Sumber daya panas bumi Tanah Air masih memiliki pesona yang mampu membuat sejumlah perusahaan raksasa terpincut untuk mengelolanya. Dua perusahaan raksasa asal Amerika Serikat, yakni Ormat Technologies dan Chevron tengah bersaing sengit agar bisa mengantongi izin pengelolaan wilayah kerja panas bumi atau WKP Way Ratai.
Lewat PT Ormat Geothermal Indonesia, Ormat berhadapan intens dengan PT Pertamina Geothermal Energy (PGEO) atau PGE yang berkonsorsium dengan Chevron Geothermal untuk memperebutkan izin panas bumi atau (IPB) pada WKP dengan luasan wilayah 70.710 hektare tersebut.
Akhirnya dalam perebutan ini WKP ini, Kementerian Energi dan Sumber Daya Mineral (ESDM) menetapkan konsorsium PT Pertamina Geothermal Energy (PGEO) atau PGE dan PT Jasa Daya Chevron (Chevron Geothermal) sebagai pemenang lelang wilayah kerja panas bumi (WKP) Way Ratai, Lampung. Ketetapan itu tertuang dalam Keputusan Menteri ESDM Nomor 118.K/EK.01/MEM.W/2023 tanggal 12 Juni 2023 Tentang Pemenang Pelelangan Wilayah Kerja Panas Bumi di Daerah Way Ratai.
“Pemenang pelelangan wajib melaksanakan kewajiban sesuai peraturan perundang-undangan,” tulis Direktur Jenderal Energi Baru, Terbarukan dan Konservasi Energi (EBTKE) Dadan Kusdiana lewat keterangan resmi, Rabu (21/6/2023).
Dalam pelelangan itu, konsorsium PGEO dan Chevron Gheotermal menyiapkan besaran komitmen eksplorasi mencapai 28,85 juta dollar AS atau setara dengan Rp 431,01 miliar, (asumsi kurs Rp15.134 per dolar AS). Besaran komitmen konsorsium yang dipimpin perusahaan panas bumi Pertamina itu lebih tinggi dari yang ditawarkan kompetitor lelang, PT Ormat Geothermal Indonesia. Adapun, perusahaan spesialis panas bumi Amerika Serikat itu menyanggupi komitmen eksplorasi di angka 25,1 juta dollar AS atau setara dengan Rp374,99 miliar.
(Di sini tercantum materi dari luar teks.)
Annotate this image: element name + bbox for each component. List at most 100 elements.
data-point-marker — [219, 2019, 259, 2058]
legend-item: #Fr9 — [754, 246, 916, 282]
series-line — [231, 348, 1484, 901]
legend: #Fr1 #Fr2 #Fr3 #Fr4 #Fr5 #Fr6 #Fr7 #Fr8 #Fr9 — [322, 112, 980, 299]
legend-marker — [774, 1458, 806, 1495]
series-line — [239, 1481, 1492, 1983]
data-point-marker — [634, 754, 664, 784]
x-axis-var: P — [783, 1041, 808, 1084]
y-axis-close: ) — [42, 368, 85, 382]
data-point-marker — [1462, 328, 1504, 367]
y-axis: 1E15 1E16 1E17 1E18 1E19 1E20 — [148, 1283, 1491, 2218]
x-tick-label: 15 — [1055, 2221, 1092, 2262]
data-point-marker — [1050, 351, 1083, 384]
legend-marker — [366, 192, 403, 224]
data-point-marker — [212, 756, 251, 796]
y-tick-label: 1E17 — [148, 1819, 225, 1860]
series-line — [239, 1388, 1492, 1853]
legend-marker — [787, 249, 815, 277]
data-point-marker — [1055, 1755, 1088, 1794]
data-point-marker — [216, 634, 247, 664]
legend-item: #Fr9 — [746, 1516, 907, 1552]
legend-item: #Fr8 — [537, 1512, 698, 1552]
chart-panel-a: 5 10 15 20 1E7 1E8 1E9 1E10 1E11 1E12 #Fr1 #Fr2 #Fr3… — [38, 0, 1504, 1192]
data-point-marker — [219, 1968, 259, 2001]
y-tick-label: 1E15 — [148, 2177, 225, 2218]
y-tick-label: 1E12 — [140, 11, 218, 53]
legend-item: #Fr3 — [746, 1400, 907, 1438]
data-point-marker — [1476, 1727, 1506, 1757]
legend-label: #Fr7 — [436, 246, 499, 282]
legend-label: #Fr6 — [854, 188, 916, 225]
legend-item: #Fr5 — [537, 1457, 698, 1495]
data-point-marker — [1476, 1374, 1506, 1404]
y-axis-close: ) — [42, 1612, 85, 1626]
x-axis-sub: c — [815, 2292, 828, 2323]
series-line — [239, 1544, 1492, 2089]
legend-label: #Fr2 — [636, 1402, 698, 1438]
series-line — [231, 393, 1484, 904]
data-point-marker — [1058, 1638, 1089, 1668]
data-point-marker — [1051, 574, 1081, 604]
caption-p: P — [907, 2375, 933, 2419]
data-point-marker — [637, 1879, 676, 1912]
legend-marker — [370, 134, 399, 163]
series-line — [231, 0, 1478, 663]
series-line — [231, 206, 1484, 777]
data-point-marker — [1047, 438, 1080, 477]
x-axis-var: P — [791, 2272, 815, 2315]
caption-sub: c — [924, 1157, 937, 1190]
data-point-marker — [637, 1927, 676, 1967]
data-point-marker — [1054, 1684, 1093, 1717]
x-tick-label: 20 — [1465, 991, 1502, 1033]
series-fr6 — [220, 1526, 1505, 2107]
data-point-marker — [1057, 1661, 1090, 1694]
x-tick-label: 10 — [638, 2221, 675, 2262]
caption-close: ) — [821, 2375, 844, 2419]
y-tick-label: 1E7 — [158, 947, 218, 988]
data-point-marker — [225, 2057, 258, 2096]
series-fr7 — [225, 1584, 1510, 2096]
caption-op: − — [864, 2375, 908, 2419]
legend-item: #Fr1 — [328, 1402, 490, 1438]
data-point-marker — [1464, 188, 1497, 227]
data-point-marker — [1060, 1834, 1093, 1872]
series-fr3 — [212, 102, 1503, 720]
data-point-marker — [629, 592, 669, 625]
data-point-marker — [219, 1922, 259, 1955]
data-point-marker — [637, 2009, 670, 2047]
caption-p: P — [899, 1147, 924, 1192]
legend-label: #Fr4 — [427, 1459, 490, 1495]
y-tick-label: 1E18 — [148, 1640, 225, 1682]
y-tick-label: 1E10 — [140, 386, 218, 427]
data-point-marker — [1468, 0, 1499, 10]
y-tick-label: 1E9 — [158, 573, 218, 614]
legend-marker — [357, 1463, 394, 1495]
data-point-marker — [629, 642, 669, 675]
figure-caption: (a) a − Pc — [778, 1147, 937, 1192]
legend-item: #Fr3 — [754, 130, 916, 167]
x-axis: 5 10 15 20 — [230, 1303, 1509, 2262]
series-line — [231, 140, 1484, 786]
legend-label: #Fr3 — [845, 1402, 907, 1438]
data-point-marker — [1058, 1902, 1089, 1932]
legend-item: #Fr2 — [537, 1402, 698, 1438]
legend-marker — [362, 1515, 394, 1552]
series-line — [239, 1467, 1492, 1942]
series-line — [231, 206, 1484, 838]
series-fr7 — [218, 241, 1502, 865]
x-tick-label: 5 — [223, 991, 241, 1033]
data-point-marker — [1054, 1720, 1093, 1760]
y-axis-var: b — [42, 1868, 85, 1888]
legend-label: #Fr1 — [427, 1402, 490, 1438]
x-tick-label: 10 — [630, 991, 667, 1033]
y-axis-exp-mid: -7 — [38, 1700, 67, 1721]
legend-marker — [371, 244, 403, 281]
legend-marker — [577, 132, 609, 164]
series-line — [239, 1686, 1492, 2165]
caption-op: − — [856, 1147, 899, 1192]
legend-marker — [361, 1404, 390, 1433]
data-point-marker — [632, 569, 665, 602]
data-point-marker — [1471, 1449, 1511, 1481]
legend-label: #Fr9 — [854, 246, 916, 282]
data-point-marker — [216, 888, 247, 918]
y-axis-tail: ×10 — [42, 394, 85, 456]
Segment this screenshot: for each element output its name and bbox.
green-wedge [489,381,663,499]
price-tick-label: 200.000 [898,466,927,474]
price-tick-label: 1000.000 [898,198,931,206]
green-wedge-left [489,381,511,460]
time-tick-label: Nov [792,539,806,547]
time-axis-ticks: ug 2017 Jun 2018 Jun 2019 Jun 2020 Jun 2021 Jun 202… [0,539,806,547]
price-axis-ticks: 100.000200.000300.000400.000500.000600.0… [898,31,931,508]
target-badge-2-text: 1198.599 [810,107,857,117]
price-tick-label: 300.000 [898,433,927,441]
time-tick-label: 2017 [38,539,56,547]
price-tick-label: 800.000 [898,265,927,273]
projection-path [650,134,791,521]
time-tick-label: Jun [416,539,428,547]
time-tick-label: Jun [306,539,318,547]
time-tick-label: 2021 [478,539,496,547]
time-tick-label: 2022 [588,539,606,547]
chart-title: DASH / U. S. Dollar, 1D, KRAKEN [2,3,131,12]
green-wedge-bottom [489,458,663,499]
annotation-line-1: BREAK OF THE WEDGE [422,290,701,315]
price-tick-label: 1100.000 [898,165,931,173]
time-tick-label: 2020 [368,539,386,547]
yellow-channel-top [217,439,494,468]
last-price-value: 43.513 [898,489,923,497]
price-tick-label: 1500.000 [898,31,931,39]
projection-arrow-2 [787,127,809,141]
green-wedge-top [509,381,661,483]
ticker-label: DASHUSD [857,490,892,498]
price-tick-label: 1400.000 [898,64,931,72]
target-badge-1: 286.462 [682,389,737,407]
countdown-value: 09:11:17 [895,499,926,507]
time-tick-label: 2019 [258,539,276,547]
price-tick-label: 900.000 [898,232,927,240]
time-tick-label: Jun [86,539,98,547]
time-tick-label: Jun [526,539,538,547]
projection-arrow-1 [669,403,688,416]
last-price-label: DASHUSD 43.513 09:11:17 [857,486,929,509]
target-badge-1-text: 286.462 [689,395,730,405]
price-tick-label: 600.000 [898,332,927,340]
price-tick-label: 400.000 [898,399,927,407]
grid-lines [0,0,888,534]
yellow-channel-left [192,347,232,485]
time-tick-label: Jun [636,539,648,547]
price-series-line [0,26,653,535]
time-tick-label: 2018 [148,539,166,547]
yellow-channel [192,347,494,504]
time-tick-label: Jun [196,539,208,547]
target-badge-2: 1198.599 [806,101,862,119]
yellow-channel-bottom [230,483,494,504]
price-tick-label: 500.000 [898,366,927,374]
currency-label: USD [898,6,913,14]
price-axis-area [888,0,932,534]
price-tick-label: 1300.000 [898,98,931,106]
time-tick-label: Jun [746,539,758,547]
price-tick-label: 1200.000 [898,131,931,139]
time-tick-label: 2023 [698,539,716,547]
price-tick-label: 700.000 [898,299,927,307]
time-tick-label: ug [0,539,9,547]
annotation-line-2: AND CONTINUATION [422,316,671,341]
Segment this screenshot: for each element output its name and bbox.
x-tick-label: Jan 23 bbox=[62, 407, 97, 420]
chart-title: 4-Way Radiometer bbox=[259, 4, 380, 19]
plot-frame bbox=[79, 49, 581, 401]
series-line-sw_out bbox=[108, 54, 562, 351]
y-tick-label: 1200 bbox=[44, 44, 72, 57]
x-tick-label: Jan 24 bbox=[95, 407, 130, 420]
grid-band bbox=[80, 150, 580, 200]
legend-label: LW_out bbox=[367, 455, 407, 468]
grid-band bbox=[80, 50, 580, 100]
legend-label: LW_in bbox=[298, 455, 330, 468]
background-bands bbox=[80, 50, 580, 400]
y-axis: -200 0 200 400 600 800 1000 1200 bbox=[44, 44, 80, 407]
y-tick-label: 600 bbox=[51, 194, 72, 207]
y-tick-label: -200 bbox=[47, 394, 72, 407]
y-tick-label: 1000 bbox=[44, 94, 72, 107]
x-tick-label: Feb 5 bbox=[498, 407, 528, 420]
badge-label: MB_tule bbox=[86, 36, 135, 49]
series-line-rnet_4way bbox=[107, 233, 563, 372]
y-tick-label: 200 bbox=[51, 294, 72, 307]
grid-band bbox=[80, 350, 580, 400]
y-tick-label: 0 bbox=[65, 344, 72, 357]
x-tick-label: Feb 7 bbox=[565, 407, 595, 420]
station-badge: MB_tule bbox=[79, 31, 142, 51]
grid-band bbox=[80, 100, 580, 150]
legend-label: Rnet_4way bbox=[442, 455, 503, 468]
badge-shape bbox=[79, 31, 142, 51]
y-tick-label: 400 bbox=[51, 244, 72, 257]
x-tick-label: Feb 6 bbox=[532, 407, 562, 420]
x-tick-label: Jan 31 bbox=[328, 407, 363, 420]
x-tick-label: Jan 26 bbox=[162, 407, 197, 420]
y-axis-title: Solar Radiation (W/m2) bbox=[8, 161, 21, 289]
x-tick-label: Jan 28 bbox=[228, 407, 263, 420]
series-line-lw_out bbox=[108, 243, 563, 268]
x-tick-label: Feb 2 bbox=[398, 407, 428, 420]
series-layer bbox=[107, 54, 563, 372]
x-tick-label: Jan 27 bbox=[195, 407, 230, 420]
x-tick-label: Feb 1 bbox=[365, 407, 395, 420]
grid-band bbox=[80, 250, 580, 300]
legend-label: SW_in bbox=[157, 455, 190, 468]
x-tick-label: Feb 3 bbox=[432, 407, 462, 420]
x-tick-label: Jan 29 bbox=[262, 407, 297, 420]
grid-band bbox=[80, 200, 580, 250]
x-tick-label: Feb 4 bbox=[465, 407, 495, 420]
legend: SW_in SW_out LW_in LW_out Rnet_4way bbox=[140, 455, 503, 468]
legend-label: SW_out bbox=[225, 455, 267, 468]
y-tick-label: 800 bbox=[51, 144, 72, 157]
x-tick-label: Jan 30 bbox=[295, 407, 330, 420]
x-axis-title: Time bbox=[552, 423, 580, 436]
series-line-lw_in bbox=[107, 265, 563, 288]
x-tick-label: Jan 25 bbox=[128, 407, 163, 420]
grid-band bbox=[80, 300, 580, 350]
“Bagi peserta lelang yang merasa dirugikan baik secara sendiri ataupun bersama-sama peserta lainnya, dapat menyampaikan sanggahan secara tertulis atas hasil pelelangan yang ditujukan kepada Menteri ESDM dalam waktu paling lama 5 hari kerja setelah tanggal pengumuman ini,” tulis Dadan.
Adapun, pengumuman pemenang lelang itu menggunakan nomor surat 13.Pm/Ek.04/DJE.P/2023 yang diteken Dadan pada 19 Juni 2023. Pengumuman lelang itu menjadi penting untuk melanjutkan proses pengembangan lapangan potensial yang sempat terbengkalai dalam waktu yang terbilang lama sebelumnya.
Sebelumnya, Direktur Utama PT Ormat Geothermal Indonesia, Dion Murdiono, mengatakan perusahaannya optimis dapat memenangkan pertarungan yang intens dengan konsorsium PGE dan Chevron tersebut setelah menyiapkan penawaran yang cukup besar pada WKP tersebut.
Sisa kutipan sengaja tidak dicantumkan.